La commission a déterminé un maximum légal de remboursement de 545,17 euros et une capacité réelle de remboursement de 147 euros, somme retenue pour l’élaboration du plan.
Il convient donc d’établir de nouvelles mesures sur la base de cette somme, mais tenant compte de la dette de loyer actualisée, ce qui aura nécessairement un impact sur le paiement des autres créanciers, le bailleur étant remboursé prioritairement.
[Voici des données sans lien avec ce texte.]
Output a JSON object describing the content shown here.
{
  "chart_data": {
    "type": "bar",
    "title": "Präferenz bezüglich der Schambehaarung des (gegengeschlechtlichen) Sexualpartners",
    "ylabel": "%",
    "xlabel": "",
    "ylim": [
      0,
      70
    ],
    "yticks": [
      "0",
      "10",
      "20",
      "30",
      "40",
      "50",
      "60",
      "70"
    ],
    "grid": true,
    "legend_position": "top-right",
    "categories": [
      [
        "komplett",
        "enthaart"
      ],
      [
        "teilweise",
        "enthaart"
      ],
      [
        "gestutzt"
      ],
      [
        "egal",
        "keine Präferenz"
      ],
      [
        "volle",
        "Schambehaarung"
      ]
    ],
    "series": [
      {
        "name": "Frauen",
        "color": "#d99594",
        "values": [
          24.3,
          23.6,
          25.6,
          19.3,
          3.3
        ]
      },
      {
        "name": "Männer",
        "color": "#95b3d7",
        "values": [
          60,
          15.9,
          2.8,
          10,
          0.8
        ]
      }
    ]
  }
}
Un tableau détaillant ces nouvelles mesures sera joint au présent.
* * *
PAR CES MOTIFS,
Le juge des contentieux de la protection,
Statuant publiquement, par jugement réputé contradictoire et en premier ressort,
FIXE les créances envers Mme [K] [A] et M. [P] [B], pour les seuls besoins de la procédure de surendettement, aux montants arrêtés par la commission le 13 février 2025, sauf actualisation de la créance de Mme [H] [O] à la somme de 10.450 euros,
DIT que les dettes de Mme [K] [A] et M. [P] [B] sont reportées et rééchelonnées selon les modalités figurant au tableau récapitulatif des mensualités du plan qui restera annexé au présent jugement,
DIT que le plan entrera en vigueur le premier jour ouvrable du mois suivant la notification du présent jugement, soit en principe le 2 février 2026,
RAPPELLE que les dispositions du présent jugement se substituent à tous les accords antérieurs qui ont pu être conclus entre Mme [K] [A] et M. [P] [B] et les créanciers et que ces derniers doivent donc impérativement suspendre tous les prélèvements qui auraient été prévus pour des montants supérieurs à ceux fixés par ce jugement et ne peuvent exiger le paiement d’aucune autre somme,
RAPPELLE que les débiteurs devront prendre directement et dans les meilleurs délais contact avec les créanciers figurant dans la procédure pour la mise en place des modalités de paiement des échéances du plan,
SUSPEND, pendant toute la durée du présent plan, les mesures d’exécution qui auraient pu être engagées à l’encontre de Mme [K] [A] et M. [P] [B] et rappelle aux créanciers qu’ils ne peuvent exercer aucune voie d’exécution pendant ce délai,
RAPPELLE que les créances qui ont pu être écartées de la procédure, soit à l’occasion d’une précédente vérification, soit dans le cadre du présent jugement, restent néanmoins soumises à l’effet suspensif du présent plan adopté au profit de Mme [K] [A] et M. [P] [B],
DIT que dans l’hypothèse où l’un des créanciers obtiendrait un titre exécutoire pour un montant supérieur à celui retenu, le paiement de la différence constatée serait suspendu sans intérêt jusqu’à l’achèvement du plan,
DIT qu’en cas de retour à meilleure fortune quelle qu’en soit la cause, Mme [K] [A] et M. [P] [B] devront reprendre contact avec la commission,
RAPPELLE que Mme [K] [A] et M. [P] [B] seront déchus du bénéfice de la présente procédure si:
— ils aggravent leur endettement sans l’accord des créanciers ou du juge chargé du surendettement,
— ils ne respectent pas les modalités du présent jugement, un mois après une mise en demeure restée infructueuse d’avoir à remplir ses obligations,
RAPPELLE que le présent jugement est immédiatement exécutoire en application de l’article R.713-10 du code de la consommation,
LAISSE les frais et dépens à la charge de l’Etat,
Ainsi fait, jugé et mis à disposition au greffe de la juridiction les jours, mois et an susdits. En foi de quoi le présent jugement a été signé par le juge des contentieux de la protection et le greffier.